Campaign wheels are already in motion right across the length and breadth of the country. Unlike previous years, when women would line up to vote, without making their intentions clear, this time the situation has certainly changed.
Women legislators across the political divide have already set the tone, and are making it clear that they want an equal share of the cake.
Through aggressive awareness and empowerment campaigns, women have come to understand that their fate lies in their own hands, and not in the ever persistent patriarchal society.
The alarm bells have started to ring for discerning women to take possession of their own lives.
Although they are still revelling in the 34 percent increase in representation of women in Parliament in 2013 courtesy of a quota system that saw 60 women getting seats in the august House through proportional representation, they now feel it is high time they get equal representation in both the Lower and Upper Houses come 2018.
They are demanding that of the 210 seats in Parliament, 105 should be set aside for women, a situation which will only be achieved through delimitation, once the august House has amended the Electoral Act.
The amendment of the Electoral Act will give birth to a Delimitation Commission that is expected to delimit and set aside constituencies women can compete among themselves to ensure equal representation.
Although the majority of sitting Members of Parliament and like- minded individuals have since welcomed the idea of equal representation in Parliament, the move is already under siege from some legislators, who feel the system promotes mediocrity.
Shamva South zanu-pf MP Cde Joseph Mapiki recently brewed a shocker in Parliament when he said there was no need to increase women representation in Parliament, including those from quota allocation saying they do not add value to the august House.
“We are saying all people are important, but when it comes to this quota issue, we should not look at just adding numbers when those people are not adding any value,” Cde Mapiki said.
“When we say women should come to Parliament, we should look at their contribution, because if we put 400 women here — they should not spend the whole year here without tabling any motions.
“They just come here to warm the benches, not different from the women we have left in our rural areas,” he said.
Such thinking from opinion leaders, who should be at the forefront of supporting gender equality, is worrying.
Instead of pushing for the ascendancy of women in political leadership, the legislator is showing disdain for women, more so the rural female populace that he vilifies as intellectually challenged and cannot engage in meaningful discourse.
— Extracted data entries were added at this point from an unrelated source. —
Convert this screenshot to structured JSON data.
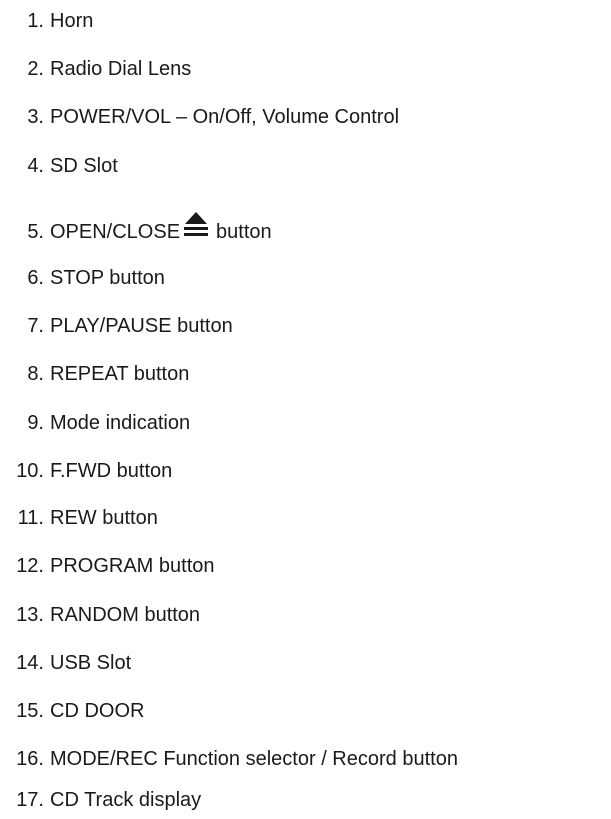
{
  "items": [
    {
      "num": "1.",
      "label": "Horn"
    },
    {
      "num": "2.",
      "label": "Radio Dial Lens"
    },
    {
      "num": "3.",
      "label": "POWER/VOL – On/Off, Volume Control"
    },
    {
      "num": "4.",
      "label": "SD Slot"
    },
    {
      "num": "5.",
      "label": "OPEN/CLOSE",
      "icon": "eject-icon",
      "suffix": "button"
    },
    {
      "num": "6.",
      "label": "STOP button"
    },
    {
      "num": "7.",
      "label": "PLAY/PAUSE button"
    },
    {
      "num": "8.",
      "label": "REPEAT button"
    },
    {
      "num": "9.",
      "label": "Mode indication"
    },
    {
      "num": "10.",
      "label": "F.FWD button"
    },
    {
      "num": "11.",
      "label": "REW button"
    },
    {
      "num": "12.",
      "label": "PROGRAM button"
    },
    {
      "num": "13.",
      "label": "RANDOM button"
    },
    {
      "num": "14.",
      "label": "USB Slot"
    },
    {
      "num": "15.",
      "label": "CD DOOR"
    },
    {
      "num": "16.",
      "label": "MODE/REC Function selector / Record button"
    },
    {
      "num": "17.",
      "label": "CD Track display"
    }
  ]
}
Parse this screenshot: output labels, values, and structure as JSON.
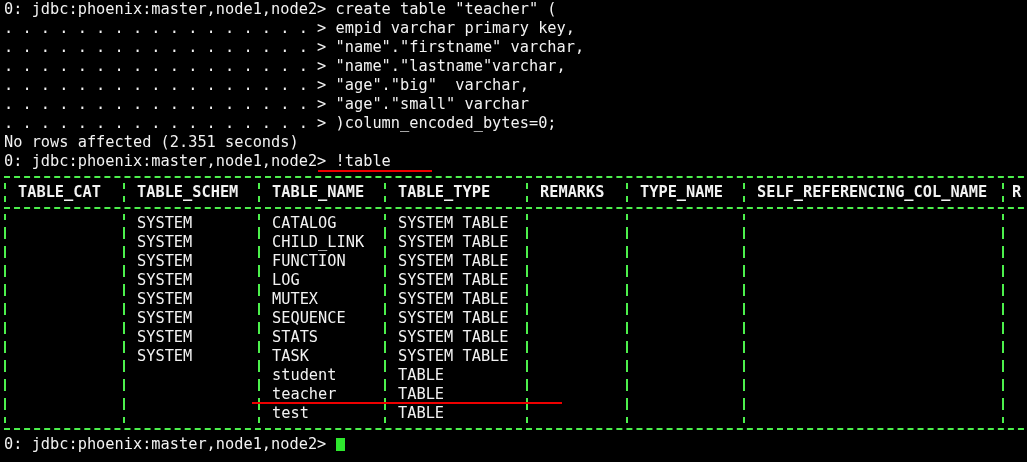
{
  "terminal": {
    "lines": [
      {
        "kind": "prompt",
        "prompt": "0: jdbc:phoenix:master,node1,node2> ",
        "command": "create table \"teacher\" ("
      },
      {
        "kind": "continuation",
        "prompt": ". . . . . . . . . . . . . . . . . > ",
        "command": "empid varchar primary key,"
      },
      {
        "kind": "continuation",
        "prompt": ". . . . . . . . . . . . . . . . . > ",
        "command": "\"name\".\"firstname\" varchar,"
      },
      {
        "kind": "continuation",
        "prompt": ". . . . . . . . . . . . . . . . . > ",
        "command": "\"name\".\"lastname\"varchar,"
      },
      {
        "kind": "continuation",
        "prompt": ". . . . . . . . . . . . . . . . . > ",
        "command": "\"age\".\"big\"  varchar,"
      },
      {
        "kind": "continuation",
        "prompt": ". . . . . . . . . . . . . . . . . > ",
        "command": "\"age\".\"small\" varchar"
      },
      {
        "kind": "continuation",
        "prompt": ". . . . . . . . . . . . . . . . . > ",
        "command": ")column_encoded_bytes=0;"
      },
      {
        "kind": "output",
        "text": "No rows affected (2.351 seconds)"
      },
      {
        "kind": "prompt",
        "prompt": "0: jdbc:phoenix:master,node1,node2> ",
        "command": "!table"
      }
    ],
    "table": {
      "columns": [
        "TABLE_CAT",
        "TABLE_SCHEM",
        "TABLE_NAME",
        "TABLE_TYPE",
        "REMARKS",
        "TYPE_NAME",
        "SELF_REFERENCING_COL_NAME",
        "R"
      ],
      "rows": [
        {
          "table_schem": "SYSTEM",
          "table_name": "CATALOG",
          "table_type": "SYSTEM TABLE"
        },
        {
          "table_schem": "SYSTEM",
          "table_name": "CHILD_LINK",
          "table_type": "SYSTEM TABLE"
        },
        {
          "table_schem": "SYSTEM",
          "table_name": "FUNCTION",
          "table_type": "SYSTEM TABLE"
        },
        {
          "table_schem": "SYSTEM",
          "table_name": "LOG",
          "table_type": "SYSTEM TABLE"
        },
        {
          "table_schem": "SYSTEM",
          "table_name": "MUTEX",
          "table_type": "SYSTEM TABLE"
        },
        {
          "table_schem": "SYSTEM",
          "table_name": "SEQUENCE",
          "table_type": "SYSTEM TABLE"
        },
        {
          "table_schem": "SYSTEM",
          "table_name": "STATS",
          "table_type": "SYSTEM TABLE"
        },
        {
          "table_schem": "SYSTEM",
          "table_name": "TASK",
          "table_type": "SYSTEM TABLE"
        },
        {
          "table_name": "student",
          "table_type": "TABLE"
        },
        {
          "table_name": "teacher",
          "table_type": "TABLE"
        },
        {
          "table_name": "test",
          "table_type": "TABLE"
        }
      ]
    },
    "last_prompt": "0: jdbc:phoenix:master,node1,node2> "
  }
}
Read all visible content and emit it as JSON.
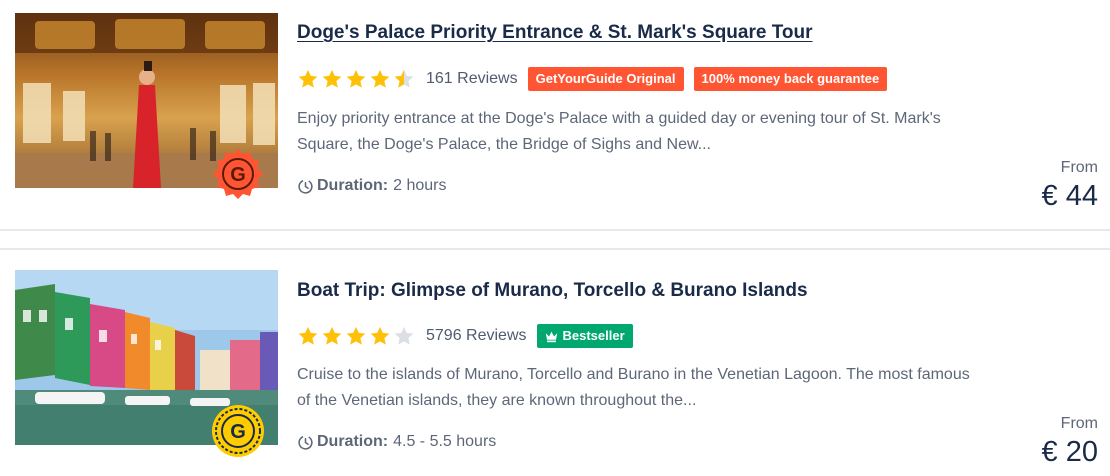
{
  "listings": [
    {
      "title": "Doge's Palace Priority Entrance & St. Mark's Square Tour",
      "rating": 4.5,
      "reviews": "161 Reviews",
      "tags": [
        "GetYourGuide Original",
        "100% money back guarantee"
      ],
      "description_line1": "Enjoy priority entrance at the Doge's Palace with a guided day or evening tour of St. Mark's",
      "description_line2": "Square, the Doge's Palace, the Bridge of Sighs and New...",
      "duration_label": "Duration:",
      "duration_value": "2 hours",
      "from_label": "From",
      "price": "€ 44",
      "badge_letter": "G",
      "badge_color": "#ff5533"
    },
    {
      "title": "Boat Trip: Glimpse of Murano, Torcello & Burano Islands",
      "rating": 4,
      "reviews": "5796 Reviews",
      "tags": [
        "Bestseller"
      ],
      "description_line1": "Cruise to the islands of Murano, Torcello and Burano in the Venetian Lagoon. The most famous",
      "description_line2": "of the Venetian islands, they are known throughout the...",
      "duration_label": "Duration:",
      "duration_value": "4.5 - 5.5 hours",
      "from_label": "From",
      "price": "€ 20",
      "badge_letter": "G",
      "badge_color": "#ffcc00"
    }
  ],
  "colors": {
    "star": "#ffc107",
    "star_empty": "#dcdfe4",
    "tag_red": "#ff5533",
    "tag_green": "#00a870",
    "title": "#1a2b49",
    "text": "#5d6778"
  },
  "icons": [
    "star-icon",
    "half-star-icon",
    "clock-icon",
    "crown-icon",
    "badge-icon"
  ]
}
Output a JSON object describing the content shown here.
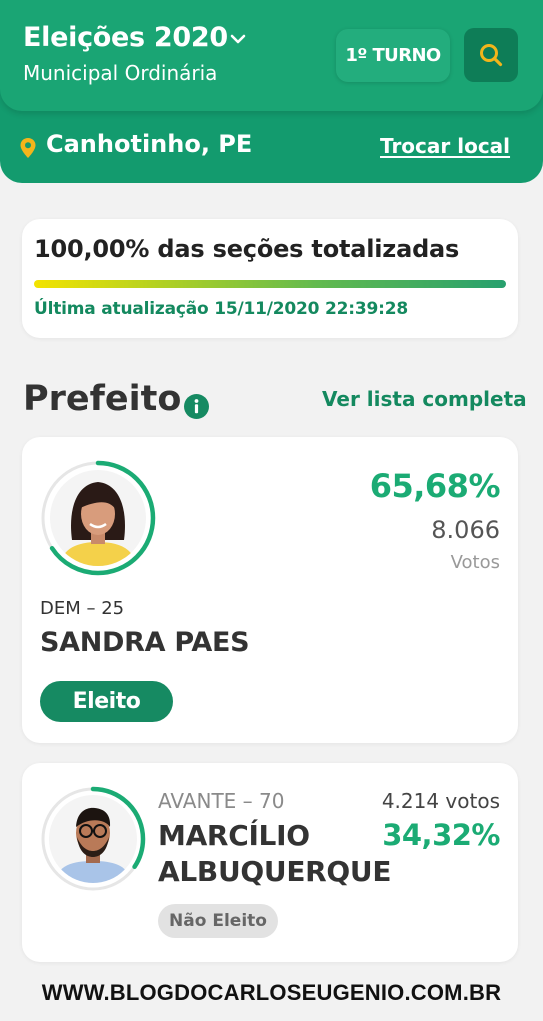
{
  "header": {
    "title": "Eleições 2020",
    "subtitle": "Municipal Ordinária",
    "turno_label": "1º TURNO",
    "location": "Canhotinho, PE",
    "change_location_label": "Trocar local",
    "icons": {
      "title_chevron": "chevron-down-icon",
      "search": "search-icon",
      "location": "map-pin-icon"
    },
    "colors": {
      "primary": "#1aa574",
      "dark": "#139b6e",
      "search_bg": "#0e7d57",
      "accent": "#f3b51b"
    }
  },
  "progress": {
    "title": "100,00% das seções totalizadas",
    "percent": 100,
    "last_update": "Última atualização 15/11/2020 22:39:28"
  },
  "section": {
    "title": "Prefeito",
    "info_icon": "info-icon",
    "view_full_list": "Ver lista completa"
  },
  "candidates": [
    {
      "percent_label": "65,68%",
      "percent": 65.68,
      "votes": "8.066",
      "votes_label": "Votos",
      "party": "DEM – 25",
      "name": "SANDRA PAES",
      "status": "Eleito"
    },
    {
      "percent_label": "34,32%",
      "percent": 34.32,
      "votes": "4.214 votos",
      "party": "AVANTE – 70",
      "name": "MARCÍLIO ALBUQUERQUE",
      "status": "Não Eleito"
    }
  ],
  "watermark": "WWW.BLOGDOCARLOSEUGENIO.COM.BR"
}
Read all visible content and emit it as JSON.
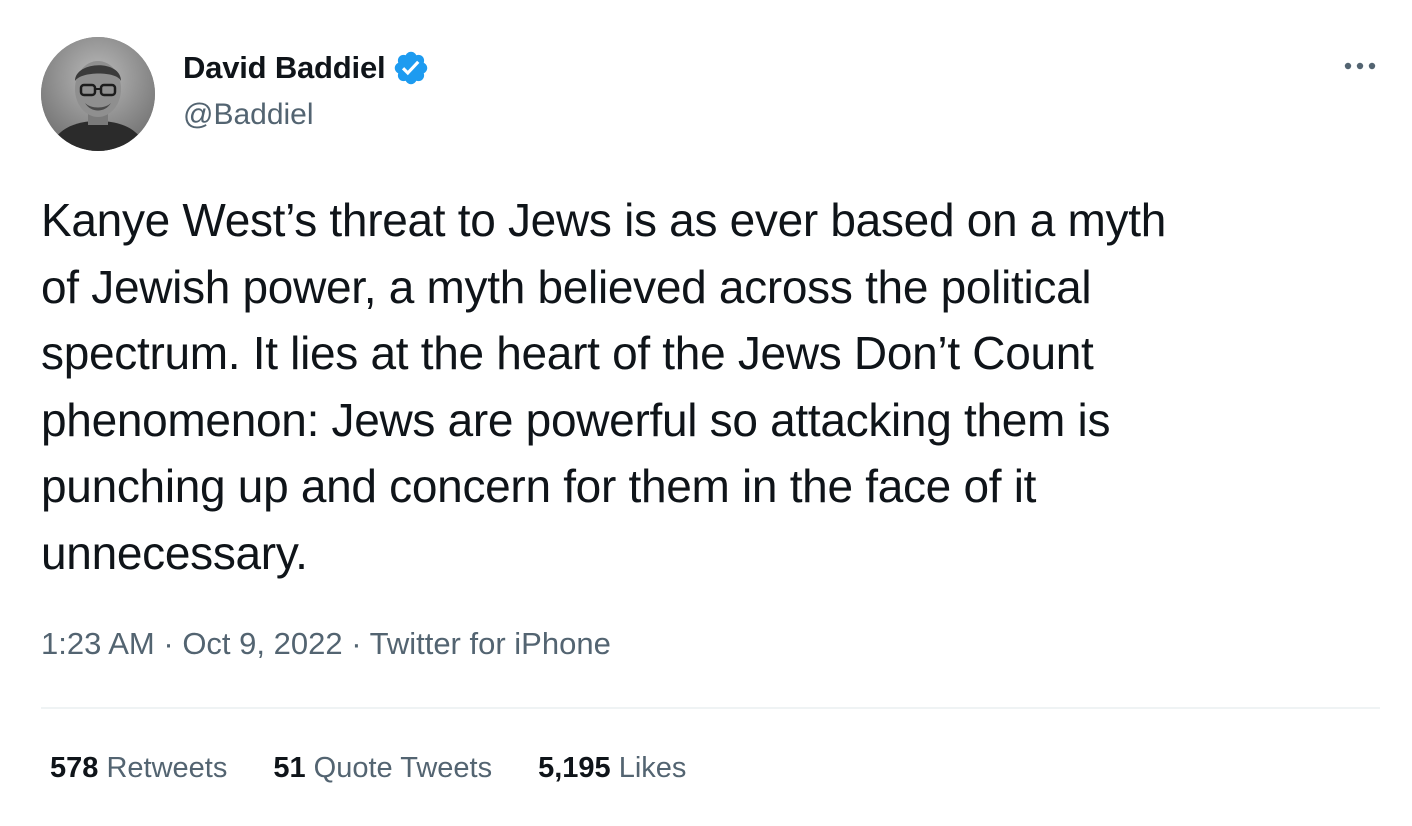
{
  "author": {
    "display_name": "David Baddiel",
    "handle": "@Baddiel",
    "verified": true,
    "avatar_icon": "profile-photo",
    "verified_color": "#1d9bf0"
  },
  "more_icon": "more-options-icon",
  "tweet": {
    "lines": [
      "Kanye West’s threat to Jews is as ever based on a myth",
      "of Jewish power, a myth believed across the political",
      "spectrum. It lies at the heart of the Jews Don’t Count",
      "phenomenon: Jews are powerful so attacking them is",
      "punching up and concern for them in the face of it",
      "unnecessary."
    ]
  },
  "meta": {
    "time": "1:23 AM",
    "sep1": " · ",
    "date": "Oct 9, 2022",
    "sep2": " · ",
    "source": "Twitter for iPhone"
  },
  "stats": {
    "retweets_count": "578",
    "retweets_label": "Retweets",
    "quotes_count": "51",
    "quotes_label": "Quote Tweets",
    "likes_count": "5,195",
    "likes_label": "Likes"
  }
}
Cde Mapiki is not alone in his wanton disregard and low perception of women. These patriarchal attitudes are inherent with several community and opinion leaders.
History has shown that one’s level of academic achievement and even exposure can do little to deconstruct the socialisation that we once received about women, whilst growing up.
Basing on Cde Mapiki’s perception about women’s participation in politics, there is no doubt he belongs to the school of thought which believes that women cannot make good leaders and are best confined to the kitchen.
It is this kind of thinking that has numbed our society, to such an extent that they cannot imagine being led by a woman, let alone vote for one into power.
While the decision by female politicians across the political divide to demand equitable power sharing is progressive and should be lauded, women should begin to socialise their children to become the change they want to see when they grow up.
It is the socialisation, stupid!
Women leaders need to restore their grip on family values, and socialise the young girls into leadership.
Family is the first and most influential agent of socialisation. The gender roles that a child learns set the tone for the child later on through life and make it increasingly difficult for a child to later change their thought processes.
Families have been bringing up their children differently and yet expect them to perform the same way when they grow up. Most girls are taught to avoid failure and risk. They are taught to smile pretty, play it safe, excel in their academic education and are schooled into believing that leadership is an ordained territory for men.
On the other hand, boys are taught to play rough, swing high, crawl to the top of the monkey bars and then jump off head first. They are constantly reminded that they should take care of their families and the community at large. And by the time they are adults, they would have long learnt the terrain and are willing to vie for political office without hesitation.
That level of socialisation has impacted on the thinking process of generations of politicians we have today, with men gravitating towards political leadership, while women are happy playing second fiddle.
The socialisation of perfection for girls and that of bravado for the boys has contributed in no small measure to the power dynamics at play in today’s political arena.
They might not be enough time left for women to garner the support they need to upset the status quo in Parliament in next year’s elections, but there is ample time to build on the next generation of leaders, through proper socialisation of the girl child.
Girls would need to be taught to find space for themselves on the political round-tables and input in decision- making.
And when that happens, the nation will be assured of gender-balanced political structures that contribute to national development, without anyone having to demean those sitting on the table, as currently is the case.
For all intents and purposes, a gender-balanced political field is critical for national development as each sex can make their contribution without fear or favour.
In the absence of other fundamentals on the ground such as campaign funds, a total shift in mindset among women is mandatory so that they can vote for their own and the importance of gender equity on the political arena with contenders working round the clock.